Tuesday, June 28, 2011

The Environmental Agenda in Schools

In the early 1970s, children were reminded by Woodsy Owl to: "Give a Hoot, Don't Pollute." The effective anti-littering campaign caused guilt in an entire generation of children when a foil gum wrapper was carelessly dropped on the ground. 

Littering is bad. I think most Americans can get behind that idea and agree that they don't want polluted water in their taps and toxic waste dumps in their backyards. 

At some point though, the environment was hijacked by left-wing nut jobs who place more value on a tree than on human life. As a result, even sensible ideas to protect the earth and its citizens come under intense scrutiny by skeptics and conservatives are branded as greedy, corporate-loving consumers who don't care about destroying the planet. 

Marching the liberal political agenda into public classrooms has only polarized the right and left on environmental issues. "The Story of Stuff" is an animated, self-described documentary funded by the Tides Foundation, a left-wing environmental group. This anti-American, anti-capitalist "documentary" is presented as scientific fact to impressionable children and trumpets the liberal narrative that greedy American corporations are stealing resources from third world countries and trashing the entire planet in the process. The opinions expressed in this "documentary" are often backed up by erroneous or misleading facts and have no place in our schools. (To read a transcript of The Story of Stuff go to: http://www.storyofstuff.com/pdfs/annie_leonard_footnoted_script.pdf

This is not the first time liberal environmentalists have infiltrated the educational system to indoctrinate youth and present opinion as science. The 2006 "documentary" An Inconvenient Truth about former Vice President Al Gore's global warming campaign, has been included in science curricula in schools around the world.
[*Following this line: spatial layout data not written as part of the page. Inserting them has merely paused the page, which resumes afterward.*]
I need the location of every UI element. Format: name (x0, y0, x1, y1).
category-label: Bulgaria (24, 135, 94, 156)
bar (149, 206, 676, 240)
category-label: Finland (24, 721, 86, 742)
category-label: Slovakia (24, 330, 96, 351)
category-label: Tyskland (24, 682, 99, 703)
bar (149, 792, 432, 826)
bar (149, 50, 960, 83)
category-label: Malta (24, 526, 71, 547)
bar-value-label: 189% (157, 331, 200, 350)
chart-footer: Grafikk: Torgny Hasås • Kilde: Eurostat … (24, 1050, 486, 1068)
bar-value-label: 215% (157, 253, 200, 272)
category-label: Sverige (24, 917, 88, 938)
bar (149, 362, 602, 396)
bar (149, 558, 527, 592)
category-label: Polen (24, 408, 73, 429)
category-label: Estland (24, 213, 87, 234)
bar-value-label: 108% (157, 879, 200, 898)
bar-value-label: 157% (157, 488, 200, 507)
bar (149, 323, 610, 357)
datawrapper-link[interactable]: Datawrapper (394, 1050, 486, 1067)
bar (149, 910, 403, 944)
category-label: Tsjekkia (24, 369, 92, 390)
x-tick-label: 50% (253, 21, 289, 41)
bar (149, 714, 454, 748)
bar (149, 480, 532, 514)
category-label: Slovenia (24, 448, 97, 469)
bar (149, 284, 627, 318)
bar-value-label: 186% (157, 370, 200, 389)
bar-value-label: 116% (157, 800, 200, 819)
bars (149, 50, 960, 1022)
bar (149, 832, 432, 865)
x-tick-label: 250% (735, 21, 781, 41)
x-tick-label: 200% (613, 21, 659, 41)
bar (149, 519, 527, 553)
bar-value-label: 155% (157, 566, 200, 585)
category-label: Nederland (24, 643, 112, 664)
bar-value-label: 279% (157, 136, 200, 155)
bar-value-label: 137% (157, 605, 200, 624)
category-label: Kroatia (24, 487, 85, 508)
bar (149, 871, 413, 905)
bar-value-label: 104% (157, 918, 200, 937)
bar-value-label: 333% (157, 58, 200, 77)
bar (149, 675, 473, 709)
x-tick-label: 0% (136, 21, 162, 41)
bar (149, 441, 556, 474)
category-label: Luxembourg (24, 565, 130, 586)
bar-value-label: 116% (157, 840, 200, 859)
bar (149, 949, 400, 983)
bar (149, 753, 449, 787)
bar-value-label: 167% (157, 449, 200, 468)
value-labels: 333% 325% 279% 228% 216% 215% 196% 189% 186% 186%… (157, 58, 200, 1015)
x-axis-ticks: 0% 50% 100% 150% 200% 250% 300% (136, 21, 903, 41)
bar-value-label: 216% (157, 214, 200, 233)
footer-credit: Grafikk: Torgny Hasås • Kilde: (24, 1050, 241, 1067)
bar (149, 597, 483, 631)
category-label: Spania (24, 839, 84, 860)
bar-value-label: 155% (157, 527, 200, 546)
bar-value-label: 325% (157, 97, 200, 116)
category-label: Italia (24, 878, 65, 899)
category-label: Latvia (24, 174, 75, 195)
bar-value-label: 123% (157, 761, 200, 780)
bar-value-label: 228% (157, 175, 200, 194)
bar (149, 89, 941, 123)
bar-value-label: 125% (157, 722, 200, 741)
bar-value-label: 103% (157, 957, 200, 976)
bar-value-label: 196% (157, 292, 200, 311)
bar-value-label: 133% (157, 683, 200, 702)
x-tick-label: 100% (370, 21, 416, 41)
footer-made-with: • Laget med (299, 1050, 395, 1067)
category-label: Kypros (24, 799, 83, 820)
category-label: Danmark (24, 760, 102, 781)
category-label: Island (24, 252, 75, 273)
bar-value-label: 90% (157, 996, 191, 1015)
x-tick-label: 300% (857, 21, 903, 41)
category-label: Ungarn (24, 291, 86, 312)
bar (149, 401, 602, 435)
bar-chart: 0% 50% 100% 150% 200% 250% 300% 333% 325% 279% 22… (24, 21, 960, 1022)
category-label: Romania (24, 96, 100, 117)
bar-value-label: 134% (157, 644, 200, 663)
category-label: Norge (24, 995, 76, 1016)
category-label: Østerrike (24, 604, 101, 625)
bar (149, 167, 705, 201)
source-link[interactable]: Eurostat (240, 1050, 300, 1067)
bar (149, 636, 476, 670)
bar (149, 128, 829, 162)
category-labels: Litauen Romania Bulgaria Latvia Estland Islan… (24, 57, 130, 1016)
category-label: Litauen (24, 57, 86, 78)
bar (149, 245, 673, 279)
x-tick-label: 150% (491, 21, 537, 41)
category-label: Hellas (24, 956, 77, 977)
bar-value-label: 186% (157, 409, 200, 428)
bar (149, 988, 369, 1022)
In 2007 a group of global warming skeptics in Great Britain sued the Secretary of State for Education and Skills to prevent the screening of the film in English schools, which are legally forbidden to promote partisan political views. The judge eventually ruled that the film could be shown, but only when accompanied by an explanation of its numerous scientific errors.

Indoctrinating youth with questionable science to promote the environmental agenda has no place in our schools. "The Story of Stuff" needs to be tossed in the landfill and the Woodsy Owl campaign should be recycled.